In this day and age we take uploading pictures to the internet for granted, after all there are billions of photos now stored online and millions more added daily. The industry thanks to digital cameras and cell phone cameras has become so big that Instagram recently sold for $1 billion after less than two years in business. But where exactly did it the practice of photo uploading start? It turns out the first internet photo was taking in 1992 and features four women from a parody group.
Known as Les Horribles Cernettes the photo was digitally altered using Photoshop and included four ladies who happened to be lab employees working at CERN. Known for its major discoveries over the years CERN was also the place where the World Wide Web project began thanks to the help of British computer scientist Tim Berners-Lee.
Berners-Lee wanted to test a Web system that could support photos and he asked IT developer Silvano de Gennaro to provide an image for that test.
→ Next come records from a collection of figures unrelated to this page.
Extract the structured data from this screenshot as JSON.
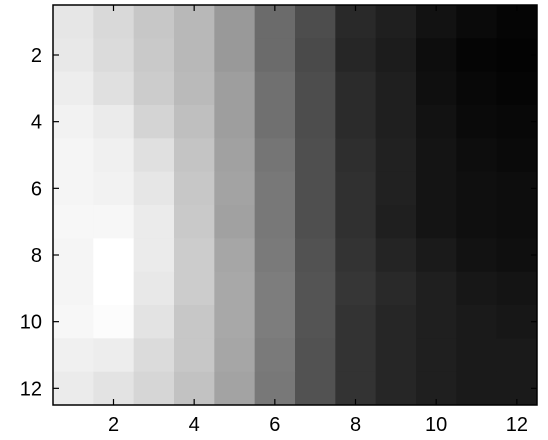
{
  "chart_data": {
    "type": "heatmap",
    "colormap": "gray",
    "rows": 12,
    "cols": 12,
    "xlim": [
      0.5,
      12.5
    ],
    "ylim": [
      0.5,
      12.5
    ],
    "y_reversed": true,
    "xticks": [
      2,
      4,
      6,
      8,
      10,
      12
    ],
    "yticks": [
      2,
      4,
      6,
      8,
      10,
      12
    ],
    "xtick_labels": [
      "2",
      "4",
      "6",
      "8",
      "10",
      "12"
    ],
    "ytick_labels": [
      "2",
      "4",
      "6",
      "8",
      "10",
      "12"
    ],
    "grid": false,
    "values": [
      [
        0.9,
        0.85,
        0.78,
        0.72,
        0.6,
        0.42,
        0.3,
        0.16,
        0.12,
        0.07,
        0.04,
        0.02
      ],
      [
        0.91,
        0.86,
        0.79,
        0.72,
        0.6,
        0.42,
        0.29,
        0.15,
        0.11,
        0.05,
        0.02,
        0.01
      ],
      [
        0.93,
        0.88,
        0.8,
        0.73,
        0.62,
        0.44,
        0.3,
        0.17,
        0.12,
        0.06,
        0.03,
        0.02
      ],
      [
        0.95,
        0.92,
        0.83,
        0.75,
        0.62,
        0.44,
        0.3,
        0.17,
        0.12,
        0.07,
        0.04,
        0.03
      ],
      [
        0.96,
        0.94,
        0.88,
        0.77,
        0.63,
        0.46,
        0.31,
        0.18,
        0.13,
        0.08,
        0.05,
        0.04
      ],
      [
        0.96,
        0.95,
        0.9,
        0.78,
        0.64,
        0.47,
        0.31,
        0.19,
        0.13,
        0.08,
        0.06,
        0.05
      ],
      [
        0.97,
        0.97,
        0.92,
        0.79,
        0.63,
        0.47,
        0.31,
        0.19,
        0.12,
        0.08,
        0.06,
        0.05
      ],
      [
        0.96,
        1.0,
        0.92,
        0.8,
        0.65,
        0.48,
        0.32,
        0.2,
        0.14,
        0.1,
        0.07,
        0.06
      ],
      [
        0.96,
        1.0,
        0.91,
        0.8,
        0.66,
        0.49,
        0.33,
        0.21,
        0.16,
        0.12,
        0.09,
        0.08
      ],
      [
        0.97,
        0.99,
        0.89,
        0.78,
        0.66,
        0.49,
        0.33,
        0.2,
        0.15,
        0.12,
        0.1,
        0.09
      ],
      [
        0.94,
        0.93,
        0.86,
        0.78,
        0.65,
        0.48,
        0.32,
        0.2,
        0.15,
        0.12,
        0.1,
        0.1
      ],
      [
        0.92,
        0.89,
        0.84,
        0.76,
        0.64,
        0.47,
        0.32,
        0.2,
        0.15,
        0.12,
        0.1,
        0.1
      ]
    ]
  }
}
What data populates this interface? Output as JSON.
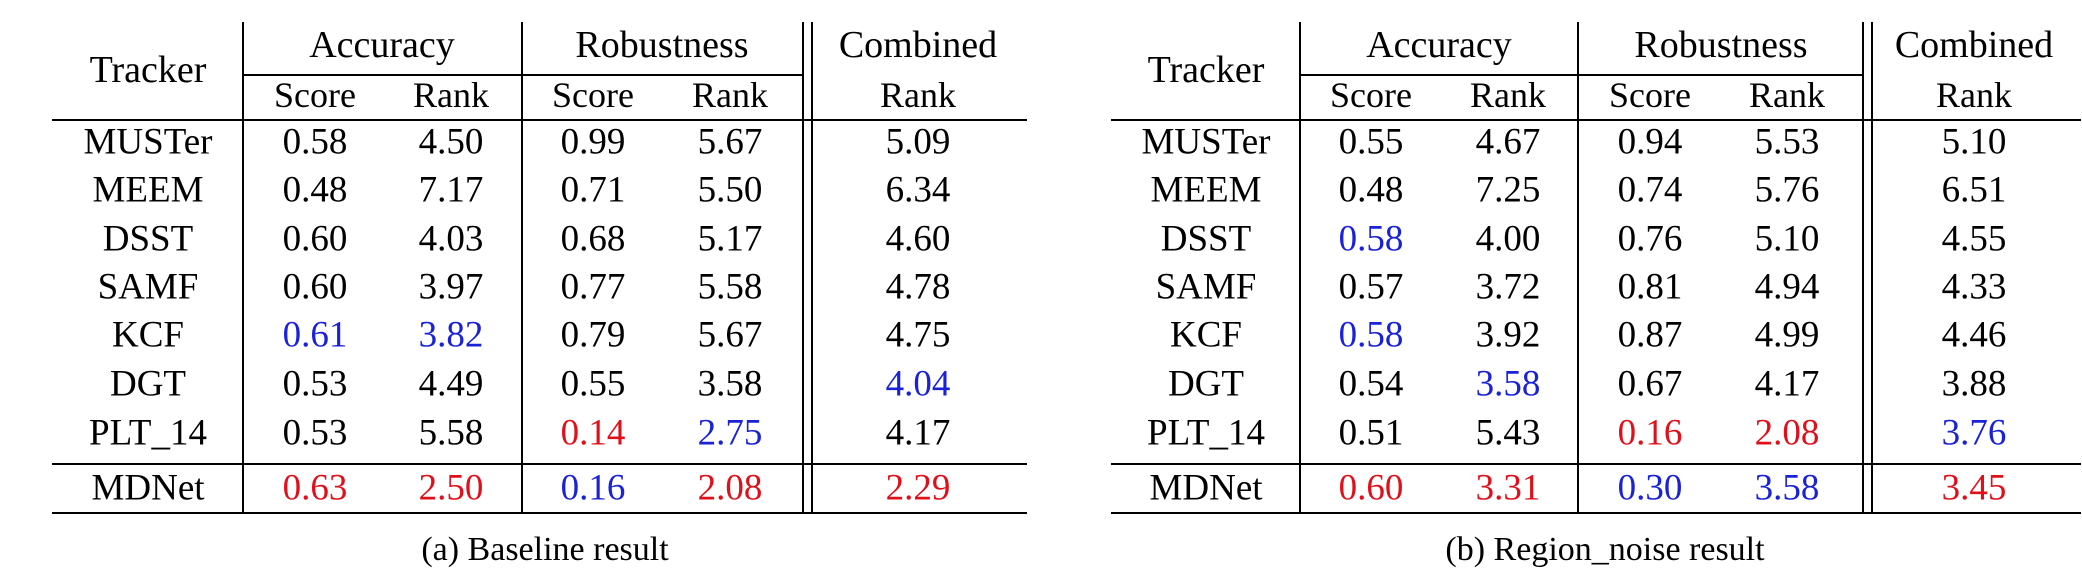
{
  "colors": {
    "best": "#e0101a",
    "second": "#1a22d8",
    "normal": "#000000"
  },
  "headers": {
    "tracker": "Tracker",
    "accuracy": "Accuracy",
    "robustness": "Robustness",
    "combined_line1": "Combined",
    "combined_line2": "Rank",
    "score": "Score",
    "rank": "Rank"
  },
  "tables": [
    {
      "caption": "(a) Baseline result",
      "rows": [
        {
          "tracker": "MUSTer",
          "acc_score": "0.58",
          "acc_rank": "4.50",
          "rob_score": "0.99",
          "rob_rank": "5.67",
          "combined": "5.09"
        },
        {
          "tracker": "MEEM",
          "acc_score": "0.48",
          "acc_rank": "7.17",
          "rob_score": "0.71",
          "rob_rank": "5.50",
          "combined": "6.34"
        },
        {
          "tracker": "DSST",
          "acc_score": "0.60",
          "acc_rank": "4.03",
          "rob_score": "0.68",
          "rob_rank": "5.17",
          "combined": "4.60"
        },
        {
          "tracker": "SAMF",
          "acc_score": "0.60",
          "acc_rank": "3.97",
          "rob_score": "0.77",
          "rob_rank": "5.58",
          "combined": "4.78"
        },
        {
          "tracker": "KCF",
          "acc_score": "0.61",
          "acc_rank": "3.82",
          "rob_score": "0.79",
          "rob_rank": "5.67",
          "combined": "4.75",
          "colors": {
            "acc_score": "blue",
            "acc_rank": "blue"
          }
        },
        {
          "tracker": "DGT",
          "acc_score": "0.53",
          "acc_rank": "4.49",
          "rob_score": "0.55",
          "rob_rank": "3.58",
          "combined": "4.04",
          "colors": {
            "combined": "blue"
          }
        },
        {
          "tracker": "PLT_14",
          "acc_score": "0.53",
          "acc_rank": "5.58",
          "rob_score": "0.14",
          "rob_rank": "2.75",
          "combined": "4.17",
          "colors": {
            "rob_score": "red",
            "rob_rank": "blue"
          }
        },
        {
          "tracker": "MDNet",
          "acc_score": "0.63",
          "acc_rank": "2.50",
          "rob_score": "0.16",
          "rob_rank": "2.08",
          "combined": "2.29",
          "colors": {
            "acc_score": "red",
            "acc_rank": "red",
            "rob_score": "blue",
            "rob_rank": "red",
            "combined": "red"
          }
        }
      ]
    },
    {
      "caption": "(b) Region_noise result",
      "rows": [
        {
          "tracker": "MUSTer",
          "acc_score": "0.55",
          "acc_rank": "4.67",
          "rob_score": "0.94",
          "rob_rank": "5.53",
          "combined": "5.10"
        },
        {
          "tracker": "MEEM",
          "acc_score": "0.48",
          "acc_rank": "7.25",
          "rob_score": "0.74",
          "rob_rank": "5.76",
          "combined": "6.51"
        },
        {
          "tracker": "DSST",
          "acc_score": "0.58",
          "acc_rank": "4.00",
          "rob_score": "0.76",
          "rob_rank": "5.10",
          "combined": "4.55",
          "colors": {
            "acc_score": "blue"
          }
        },
        {
          "tracker": "SAMF",
          "acc_score": "0.57",
          "acc_rank": "3.72",
          "rob_score": "0.81",
          "rob_rank": "4.94",
          "combined": "4.33"
        },
        {
          "tracker": "KCF",
          "acc_score": "0.58",
          "acc_rank": "3.92",
          "rob_score": "0.87",
          "rob_rank": "4.99",
          "combined": "4.46",
          "colors": {
            "acc_score": "blue"
          }
        },
        {
          "tracker": "DGT",
          "acc_score": "0.54",
          "acc_rank": "3.58",
          "rob_score": "0.67",
          "rob_rank": "4.17",
          "combined": "3.88",
          "colors": {
            "acc_rank": "blue"
          }
        },
        {
          "tracker": "PLT_14",
          "acc_score": "0.51",
          "acc_rank": "5.43",
          "rob_score": "0.16",
          "rob_rank": "2.08",
          "combined": "3.76",
          "colors": {
            "rob_score": "red",
            "rob_rank": "red",
            "combined": "blue"
          }
        },
        {
          "tracker": "MDNet",
          "acc_score": "0.60",
          "acc_rank": "3.31",
          "rob_score": "0.30",
          "rob_rank": "3.58",
          "combined": "3.45",
          "colors": {
            "acc_score": "red",
            "acc_rank": "red",
            "rob_score": "blue",
            "rob_rank": "blue",
            "combined": "red"
          }
        }
      ]
    }
  ]
}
De Gennaro eventually chose the edited image of Les Horribles Cernettes. The female parody group were known around CERN for such nerdy song lyrics such as “you say you love me but you never beep me.”
It was only fitting that the first ever internet photo be taken of a group of geeky CERN workers and thus the internet on July 18, 1992 became a place not only for doing business but also for having fun.
Speaking about his picture choice De Gennaro would later admit:
“I didn’t know what the Web was. When history happens, you don’t know that you’re in it.”
Next Wednesday will be the 20th anniversary of the internet’s first picture and now we have live streaming 1080P high-definition video, Skype calls and one zillion pages of porn. Way to go De Gennaro and CERN.